Identification of proteins that interact with alpha A-crystallin using a human proteome microarray

Abstract

Purpose: To identify proteins interacting with alpha A-crystallin (CRYAA) and to investigate the potential role that these protein interactions play in the function of CRYAA using a human proteome (HuProt) microarray.

Methods: The active full-length CRYAA protein corresponding to amino acids 1-173 of CRYAA was recombined. A HuProt microarray composed of 17,225 human full-length proteins with N-terminal glutathione S-transferase (GST) tags was used to identify protein-protein interactions. The probes were considered detectable when the signal to noise ratio (SNR) was over 1.2. The identified proteins were subjected to subsequent bioinformatics analysis using the DAVID database.

Results: The HuProt microarray results showed that the signals of 343 proteins were higher in the recombinant CRYAA group than in the control group. The SNR of 127 proteins was ≥ 1.2. The SNR of the following eight proteins was > 3.0: hematopoietic cell-specific Lyn substrate 1 (HCLS1), Kelch domain-containing 6 (KLHDC6), sarcoglycan delta (SGCD), KIAA1706 protein (KIAA1706), RNA guanylyltransferase and 5'-phosphatase (RNGTT), chromosome 10 open reading frame 57 (C10orf57), chromosome 9 open reading frame 52 (C9orf52), and plasminogen activator, urokinase receptor (PLAUR). The bioinformatics analysis revealed 127 proteins associated with phosphoproteins, alternative splicing, acetylation, DNA binding, the nuclear lumen, ribonucleotide binding, the cell cycle, WD40 repeats, protein transport, transcription factor activity, GTP binding, and cellular response to stress. Functional annotation clustering showed that they belong to cell cycle, organelle or nuclear lumen, protein transport, and DNA binding and repair clusters. CRYAA interacted with these proteins to maintain their solubility and decrease the accumulation of denatured target proteins. The protein-protein interactions may help CRYAA carry out multifaceted functions.
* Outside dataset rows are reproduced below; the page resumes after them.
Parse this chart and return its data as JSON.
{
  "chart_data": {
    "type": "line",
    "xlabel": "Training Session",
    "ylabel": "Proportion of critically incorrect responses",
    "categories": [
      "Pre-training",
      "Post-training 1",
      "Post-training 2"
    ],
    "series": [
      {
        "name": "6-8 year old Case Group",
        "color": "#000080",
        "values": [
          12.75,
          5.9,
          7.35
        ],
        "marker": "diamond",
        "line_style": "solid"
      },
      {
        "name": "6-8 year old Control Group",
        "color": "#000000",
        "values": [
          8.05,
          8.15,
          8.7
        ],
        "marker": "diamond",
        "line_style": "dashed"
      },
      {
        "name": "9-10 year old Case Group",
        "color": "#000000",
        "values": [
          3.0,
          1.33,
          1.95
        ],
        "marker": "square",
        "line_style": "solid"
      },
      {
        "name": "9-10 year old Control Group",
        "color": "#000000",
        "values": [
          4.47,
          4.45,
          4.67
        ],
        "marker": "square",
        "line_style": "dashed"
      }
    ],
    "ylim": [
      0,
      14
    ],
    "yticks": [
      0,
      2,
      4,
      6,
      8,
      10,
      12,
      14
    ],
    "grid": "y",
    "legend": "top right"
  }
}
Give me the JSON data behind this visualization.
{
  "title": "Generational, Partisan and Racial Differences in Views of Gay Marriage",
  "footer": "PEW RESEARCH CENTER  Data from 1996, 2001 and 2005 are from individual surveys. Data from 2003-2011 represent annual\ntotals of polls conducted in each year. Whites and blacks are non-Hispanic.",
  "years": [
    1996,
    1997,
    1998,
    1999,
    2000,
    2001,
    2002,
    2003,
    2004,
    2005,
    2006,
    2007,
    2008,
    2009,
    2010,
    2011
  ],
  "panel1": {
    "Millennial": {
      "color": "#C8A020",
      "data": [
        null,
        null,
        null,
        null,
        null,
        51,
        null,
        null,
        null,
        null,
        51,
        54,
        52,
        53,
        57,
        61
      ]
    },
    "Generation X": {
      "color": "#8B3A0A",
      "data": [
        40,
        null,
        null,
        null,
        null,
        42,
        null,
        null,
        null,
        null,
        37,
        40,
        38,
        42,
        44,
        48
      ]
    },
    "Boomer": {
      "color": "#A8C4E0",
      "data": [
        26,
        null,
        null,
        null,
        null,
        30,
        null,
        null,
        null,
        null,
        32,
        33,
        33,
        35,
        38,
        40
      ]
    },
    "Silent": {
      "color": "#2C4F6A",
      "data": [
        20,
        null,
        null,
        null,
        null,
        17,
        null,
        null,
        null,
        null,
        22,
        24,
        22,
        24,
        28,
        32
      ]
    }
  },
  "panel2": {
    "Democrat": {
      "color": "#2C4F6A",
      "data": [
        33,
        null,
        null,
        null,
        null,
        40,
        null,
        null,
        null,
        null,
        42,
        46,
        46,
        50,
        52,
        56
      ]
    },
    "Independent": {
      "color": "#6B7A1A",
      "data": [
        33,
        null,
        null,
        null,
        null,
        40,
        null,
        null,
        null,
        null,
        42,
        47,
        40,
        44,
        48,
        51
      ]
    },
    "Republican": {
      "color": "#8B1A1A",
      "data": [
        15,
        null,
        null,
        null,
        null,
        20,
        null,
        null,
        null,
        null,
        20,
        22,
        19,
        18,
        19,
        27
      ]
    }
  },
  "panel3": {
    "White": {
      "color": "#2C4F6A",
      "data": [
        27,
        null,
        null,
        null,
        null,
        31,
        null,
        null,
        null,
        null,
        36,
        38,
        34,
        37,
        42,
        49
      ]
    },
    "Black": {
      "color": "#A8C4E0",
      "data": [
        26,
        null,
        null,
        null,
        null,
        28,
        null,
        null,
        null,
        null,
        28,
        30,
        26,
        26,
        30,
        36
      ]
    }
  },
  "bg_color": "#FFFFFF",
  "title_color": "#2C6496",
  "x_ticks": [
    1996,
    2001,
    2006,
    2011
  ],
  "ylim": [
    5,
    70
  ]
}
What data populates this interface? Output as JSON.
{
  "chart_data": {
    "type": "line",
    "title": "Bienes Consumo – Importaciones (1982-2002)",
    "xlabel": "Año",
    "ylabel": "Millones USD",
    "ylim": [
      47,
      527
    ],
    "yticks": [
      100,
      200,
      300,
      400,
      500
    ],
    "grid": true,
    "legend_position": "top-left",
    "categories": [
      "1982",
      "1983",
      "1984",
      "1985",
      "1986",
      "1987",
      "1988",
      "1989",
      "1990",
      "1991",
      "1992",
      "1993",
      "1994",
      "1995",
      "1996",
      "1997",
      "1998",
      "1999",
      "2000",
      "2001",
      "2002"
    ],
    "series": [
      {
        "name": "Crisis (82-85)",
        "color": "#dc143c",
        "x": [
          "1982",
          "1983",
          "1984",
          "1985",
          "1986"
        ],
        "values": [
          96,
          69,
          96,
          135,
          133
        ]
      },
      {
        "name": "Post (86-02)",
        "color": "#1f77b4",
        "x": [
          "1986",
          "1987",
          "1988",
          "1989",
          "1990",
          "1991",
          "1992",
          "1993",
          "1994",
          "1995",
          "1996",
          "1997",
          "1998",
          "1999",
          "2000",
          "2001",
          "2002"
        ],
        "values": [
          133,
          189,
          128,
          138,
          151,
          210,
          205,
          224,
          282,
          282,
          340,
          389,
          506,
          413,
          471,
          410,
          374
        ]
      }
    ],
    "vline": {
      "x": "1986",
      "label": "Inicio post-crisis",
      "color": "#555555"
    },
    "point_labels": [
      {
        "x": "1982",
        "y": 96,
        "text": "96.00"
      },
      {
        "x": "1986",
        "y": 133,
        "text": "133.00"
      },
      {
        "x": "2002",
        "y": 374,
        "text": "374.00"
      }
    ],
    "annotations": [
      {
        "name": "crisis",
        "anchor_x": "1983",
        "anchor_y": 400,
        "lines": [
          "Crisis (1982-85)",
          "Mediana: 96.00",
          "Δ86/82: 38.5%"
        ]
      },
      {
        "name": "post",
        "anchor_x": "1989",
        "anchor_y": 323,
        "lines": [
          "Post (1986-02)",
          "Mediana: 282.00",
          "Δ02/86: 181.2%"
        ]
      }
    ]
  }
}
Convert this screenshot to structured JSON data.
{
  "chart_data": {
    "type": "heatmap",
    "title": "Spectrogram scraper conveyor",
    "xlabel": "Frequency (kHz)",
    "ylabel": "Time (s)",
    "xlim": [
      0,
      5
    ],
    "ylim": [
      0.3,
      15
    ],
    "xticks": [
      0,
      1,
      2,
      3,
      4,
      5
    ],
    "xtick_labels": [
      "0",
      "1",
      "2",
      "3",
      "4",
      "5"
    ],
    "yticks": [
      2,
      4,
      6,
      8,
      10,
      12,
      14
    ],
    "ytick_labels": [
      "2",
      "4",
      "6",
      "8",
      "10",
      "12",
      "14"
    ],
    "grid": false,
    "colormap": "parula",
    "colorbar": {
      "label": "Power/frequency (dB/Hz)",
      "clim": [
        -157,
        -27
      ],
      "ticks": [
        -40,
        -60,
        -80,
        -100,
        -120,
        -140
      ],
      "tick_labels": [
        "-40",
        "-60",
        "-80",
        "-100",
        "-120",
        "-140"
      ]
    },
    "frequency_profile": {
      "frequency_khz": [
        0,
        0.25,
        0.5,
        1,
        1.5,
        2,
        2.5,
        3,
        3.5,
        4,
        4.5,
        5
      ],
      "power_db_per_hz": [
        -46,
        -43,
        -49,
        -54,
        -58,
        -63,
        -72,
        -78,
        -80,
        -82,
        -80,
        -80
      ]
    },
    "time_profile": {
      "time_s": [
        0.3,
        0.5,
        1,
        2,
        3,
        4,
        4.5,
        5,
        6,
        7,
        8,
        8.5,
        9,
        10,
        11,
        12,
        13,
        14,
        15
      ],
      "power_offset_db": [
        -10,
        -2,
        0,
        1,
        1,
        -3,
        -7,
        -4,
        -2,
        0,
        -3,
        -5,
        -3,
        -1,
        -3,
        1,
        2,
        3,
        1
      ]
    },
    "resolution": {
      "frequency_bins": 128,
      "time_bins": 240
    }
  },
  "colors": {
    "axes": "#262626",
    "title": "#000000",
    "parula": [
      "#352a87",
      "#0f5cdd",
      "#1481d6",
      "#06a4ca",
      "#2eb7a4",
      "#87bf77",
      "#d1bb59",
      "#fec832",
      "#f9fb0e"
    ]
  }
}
Conclusions: One-hundred and twenty-seven of 17,225 human full-length proteins were identified that interact with CRYAA. The advent of microarray analysis enables a better understanding of the functions of CRYAA as a molecular chaperone.

Figure 1

Identification of alpha A-crystallin (CRYAA)-interacting proteins in the protein array. The protein arrays were incubated with recombinant full-length CRYAA, followed by mouse anti-CRYAA monoclonal antibody and goat anti-mouse immunoglobulin G (IgG)-Cy3 conjugated antibody in the CRYAA group. One section of the protein array is presented, showing some of the positive spots. (Signals at 532 nm were higher in the CRYAA group than in the control group.)

Figure 2

Enrichment of biological processes in terms of gene ontology (GO) categories with respect to differentially alpha A-crystallin (CRYAA)-interacting proteins at a signal-to-noise ratio (SNR) ≥ 1.2. GO categories for each target protein were determined using DAVID Bioinformatics Resources. The number of proteins in each GO category is indicated within the plot.

Figure 3

Functional annotation clustering determined using DAVID Bioinformatics Resources with respect to the target proteins. The representative groups with an enrichment score of 1.0 or above are presented. The x-axis represents the number of proteins, while the y-axis represents the ontology categories.